The deputy awarded the requested chiropractic treatment after a hearing at which evidence was presented that such palliative care is both a reasonable and necessary treatment for claimant’s back injury. Claimant had expressly requested chiropractic care as a specific alternative treatment, and the provision of an orthopedic physician did not satisfy the employer’s obligation with regard to this request. See Kirkland v. Harold Pratt Paving, 518 So.2d 1320 (Fla. 1st DCA 1987). The employer was thus properly required to pay for chiropractic treatment which the claimant obtained after request, insofar as such treatment was determined to be reasonable and necessary. See Kirkland v. Harold Pratt Paving, supra; section 440.13(2)(b), Florida Statutes.

The deputy also resolved the parties’ dispute regarding claimant’s average weekly wage. Since claimant had been working for only one day at the time of his injury, and there was no proof of any similar employee, the average weekly wage determination was based upon claimant’s full-time weekly wages in accordance with section 440.14(l)(d), Florida Statutes.
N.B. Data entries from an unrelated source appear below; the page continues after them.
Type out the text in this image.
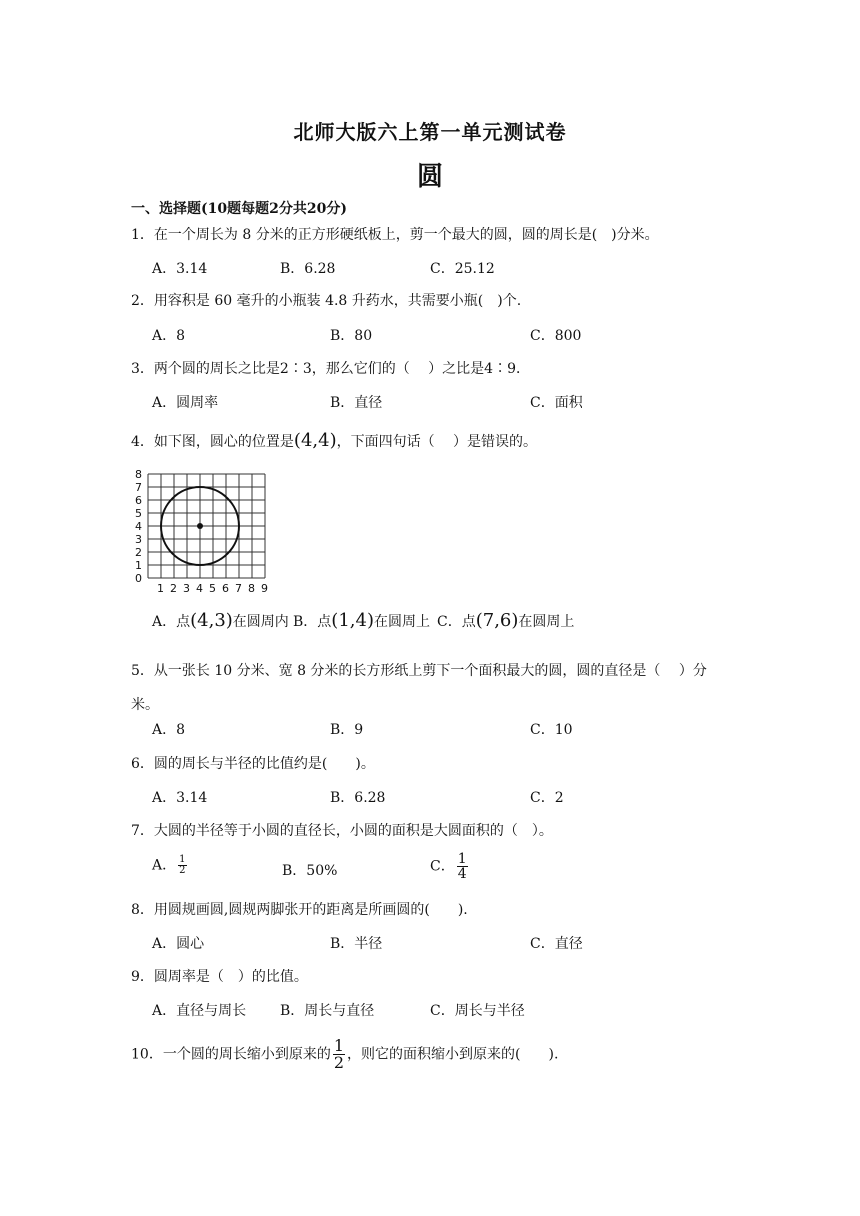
北师大版六上第一单元测试卷
圆
一、选择题(10题每题2分共20分)
1．在一个周长为 8 分米的正方形硬纸板上，剪一个最大的圆，圆的周长是(　)分米。
A．3.14	B．6.28	C．25.12
2．用容积是 60 毫升的小瓶装 4.8 升药水，共需要小瓶(　)个.
A．8	B．80	C．800
3．两个圆的周长之比是2∶3，那么它们的（　 ）之比是4∶9．
A．圆周率	B．直径	C．面积
4．如下图，圆心的位置是(4,4)，下面四句话（　 ）是错误的。
1 2 3 4 5 6 7 8 9
0
1
2
3
4
5
6
7
8
A．点(4,3)在圆周内 B．点(1,4)在圆周上 C．点(7,6)在圆周上
5．从一张长 10 分米、宽 8 分米的长方形纸上剪下一个面积最大的圆，圆的直径是（　 ）分米。
A．8	B．9	C．10
6．圆的周长与半径的比值约是(　　)。
A．3.14	B．6.28	C．2
7．大圆的半径等于小圆的直径长，小圆的面积是大圆面积的（　）。
A． $\frac{1}{2}$	B．50%	C． $\frac{1}{4}$
8．用圆规画圆,圆规两脚张开的距离是所画圆的(　　).
A．圆心	B．半径	C．直径
9．圆周率是（　）的比值。
A．直径与周长 B．周长与直径	C．周长与半径
10．一个圆的周长缩小到原来的 $\frac{1}{2}$ ，则它的面积缩小到原来的(　　).
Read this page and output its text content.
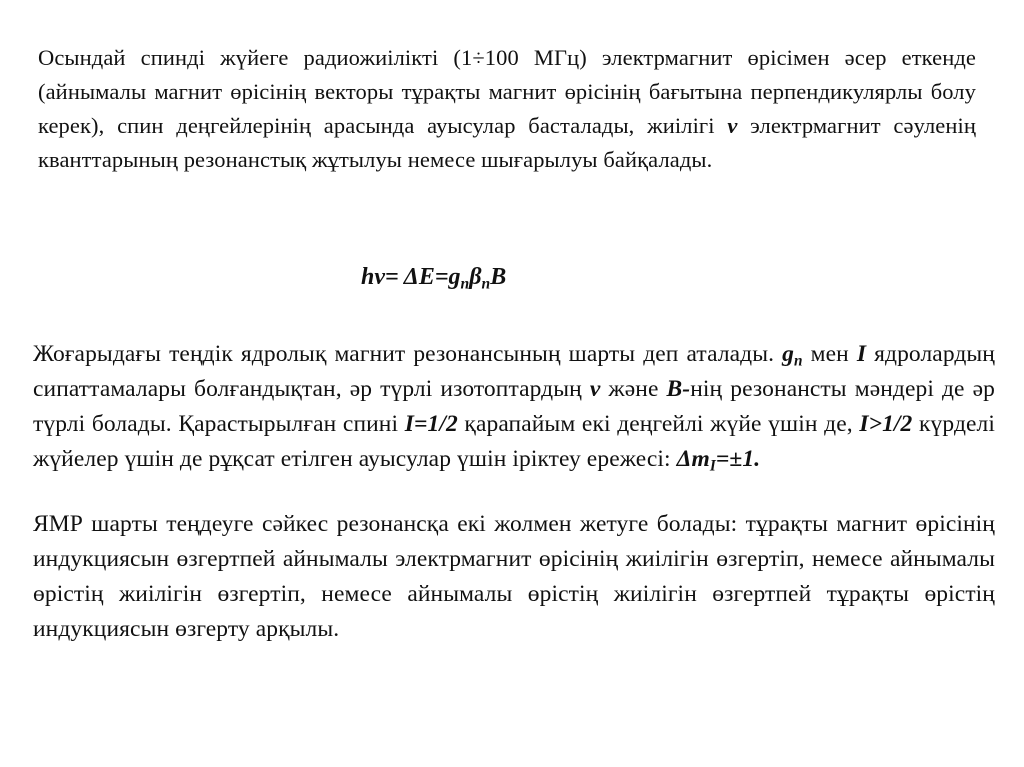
Осындай спинді жүйеге радиожиілікті (1÷100 МГц) электрмагнит өрісімен әсер еткенде (айнымалы магнит өрісінің векторы тұрақты магнит өрісінің бағытына перпендикулярлы болу керек), спин деңгейлерінің арасында ауысулар басталады, жиілігі ν электрмагнит сәуленің кванттарының резонанстық жұтылуы немесе шығарылуы байқалады.

$h\nu= \Delta E=g_n\beta_nB$

Жоғарыдағы теңдік ядролық магнит резонансының шарты деп аталады. $g_n$ мен I ядролардың сипаттамалары болғандықтан, әр түрлі изотоптардың ν және B-нің резонансты мәндері де әр түрлі болады. Қарастырылған спині I=1/2 қарапайым екі деңгейлі жүйе үшін де, I>1/2 күрделі жүйелер үшін де рұқсат етілген ауысулар үшін іріктеу ережесі: $\Delta m_I=\pm 1$.

ЯМР шарты теңдеуге сәйкес резонансқа екі жолмен жетуге болады: тұрақты магнит өрісінің индукциясын өзгертпей айнымалы электрмагнит өрісінің жиілігін өзгертіп, немесе айнымалы өрістің жиілігін өзгертіп, немесе айнымалы өрістің жиілігін өзгертпей тұрақты өрістің индукциясын өзгерту арқылы.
Employer/servicing agent argue that claimant’s proof was speculative as to the amount of his wages and did not negate the possibility of a similar employee.

*938It is the claimant’s burden to establish the average weekly wage. See Linderman v. Kirkland’s Restaurant, 127 So.2d 888 (Fla.1961). Claimant satisfied this initial burden in the present case by presenting testimony and documentary evidence as to the duration of his employment and his rate of pay. If a similar employee did exist, so as to warrant an average weekly wage determination in accordance with section 440.14(l)(b), Florida Statutes, employer/servicing agent could have produced evidence in this regard. Such proof is more readily within the employer’s control and, claimant having satisfied the initial burden, insofar as it is the employer/servicing agent seeking to minimize claimant’s average weekly wage they should have presented such evidence if it exists. See Alterman Transport Lines Inc. v. Goetzman, 430 So.2d 486 (Fla. 1st DCA 1983); cf., Homestead Tomato Packing v. Daniels, 420 So.2d 109 (Fla. 1st DCA 1982).

After the industrial injury claimant became self-employed, driving his own bus. In determining claimant’s post-injury earnings for an award of wage loss benefits pursuant to section 440.15(3)(b), Florida Statutes, the deputy utilized claimant’s net earnings after deducting business expenses. This methodology has been approved in Apholz v. North American Van Lines, 427 So.2d 1094 (Fla. 1st DCA 1983), and Coles v. Gainesville Bonded Warehouse, 409 So.2d 1205 (Fla. 1st DCA 1982). While Apholz and Coles involved claimants working as independent contractors after their industry injuries, the rationale of those cases is likewise applicable to the self-employed claimant in the present case. The deputy properly deducted business expenses from gross receipts to establish claimant’s post-injury earnings for the purpose of assessing wage loss.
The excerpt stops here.